To put this theory to the test, I updated the grafting code to record which pipelines are successfully grafted. I updated the prefetch code to deduplicate the prefetch set against the grafted set, and only prefetch if the remaining work meets some arbitrary thresholds:

void LuaBridge::runPrefetch() {
    std::vector<Atheon::CognitionPipeline> tofetch;
    tofetch.reserve(prefetch.size());

    for (auto& p : prefetch) {
        if (!p.size()) continue;
        if (graftedCognitions.find(p[0]) != graftedCognitions.end()) continue;
        tofetch.push_back(p);
    }

    if (tofetch.size() <= prefetch.size() / 3) return;
    if (tofetch.size() <= executor->getWorkerCount() / 3) return;

    for (auto& p : tofetch) {
        executor->execute([&, this](Atheon::IExecutor* e) {
            haystack->runPipeline(e, p);
        });
    }
    executor->join();
}

The results were better than I imagined. The detailed timings are hard to measure, as the method creates an interdependency between graft and prefetch timings, biases prefetching time downwards, and blames any additional cost on the Lua execution time.

Nonetheless, the cumulative results are clear.

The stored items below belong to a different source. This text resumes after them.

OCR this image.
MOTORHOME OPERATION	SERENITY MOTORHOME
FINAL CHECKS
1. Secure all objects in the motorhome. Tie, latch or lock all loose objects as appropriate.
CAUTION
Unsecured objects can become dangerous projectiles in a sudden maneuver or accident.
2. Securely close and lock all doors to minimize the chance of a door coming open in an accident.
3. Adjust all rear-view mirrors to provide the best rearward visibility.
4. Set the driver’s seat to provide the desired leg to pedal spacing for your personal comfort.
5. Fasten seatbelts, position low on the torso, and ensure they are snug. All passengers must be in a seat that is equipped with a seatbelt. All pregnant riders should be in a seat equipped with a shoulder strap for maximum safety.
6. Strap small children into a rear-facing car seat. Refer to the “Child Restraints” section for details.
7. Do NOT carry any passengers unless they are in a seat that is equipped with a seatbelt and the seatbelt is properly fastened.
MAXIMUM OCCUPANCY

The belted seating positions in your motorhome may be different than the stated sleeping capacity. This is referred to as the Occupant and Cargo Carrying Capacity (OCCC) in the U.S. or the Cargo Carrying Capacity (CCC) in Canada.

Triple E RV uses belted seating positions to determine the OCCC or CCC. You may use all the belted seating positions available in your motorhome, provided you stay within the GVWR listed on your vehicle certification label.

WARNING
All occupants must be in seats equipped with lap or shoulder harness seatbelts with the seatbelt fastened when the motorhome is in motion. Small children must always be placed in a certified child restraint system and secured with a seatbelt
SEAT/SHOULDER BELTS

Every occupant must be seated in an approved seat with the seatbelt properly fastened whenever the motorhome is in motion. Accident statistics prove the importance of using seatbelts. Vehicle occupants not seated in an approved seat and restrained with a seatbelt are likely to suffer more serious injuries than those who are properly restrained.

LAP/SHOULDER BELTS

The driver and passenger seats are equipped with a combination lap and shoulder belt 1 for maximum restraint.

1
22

Running the same graft-friendly case from earlier, the average jumped from 180fps to 305fps with peaks going from 200fps to an astounding 605fps. It is so fast that it sometimes falls within the error margin of the high resolution timer, appears to run in negative time, and shows peaks in the -2,147,483,648fps ballpark.

Even on the same graft-hostile case from earlier, the effect is still seen. The average soars from 85fps to roughly 203fps, with peaks leaping from 105fps to 305fps.

Understanding this is actually pretty simple. When grafted branches significantly overlap with prefetch pipelines, almost the entirety of prefetch will be spent chasing pointers, reference counting, querying the cache, and determining there is no work to do. Binary search is fast, and still more time would be spent on it than computer vision. There may be some advantage left to gain, but it is dwarfed by the overhead and wasted cycles.

When grafting doesn't find many unchanged regions, it spends a lot less time running due to the pixel comparisons short circuiting on the first mismatch, often after looking at only a minority of the pixels. In this case, there is a lot of work left for prefetch to do, and it will pay for the time-cost of grafting multiple times over.

Future Work

This post is getting way too long. See Appendix: Higher Framerate Perception if you care about upcoming work, experiments, and theories relating to performance.

Conclusion

It should be clear by now that the bolded numbers in the introduction are cherry-picked bullshit, as is to be expected. Regardless, there are still large and clear performance gains. They are situational, inconsistent, usually ephemeral, and hard to quantify, but when combined provide a nominal speedup of roughly ~5x over vanilla usage of Atheon.

The increase in speed is owed primarily to the techniques detailed in this post, but some small amount is due to good design decisions and optimizations cascading into various sub-systems. This was demonstrated quite nicely by examining the side effects of grafting on consensus and prefetching.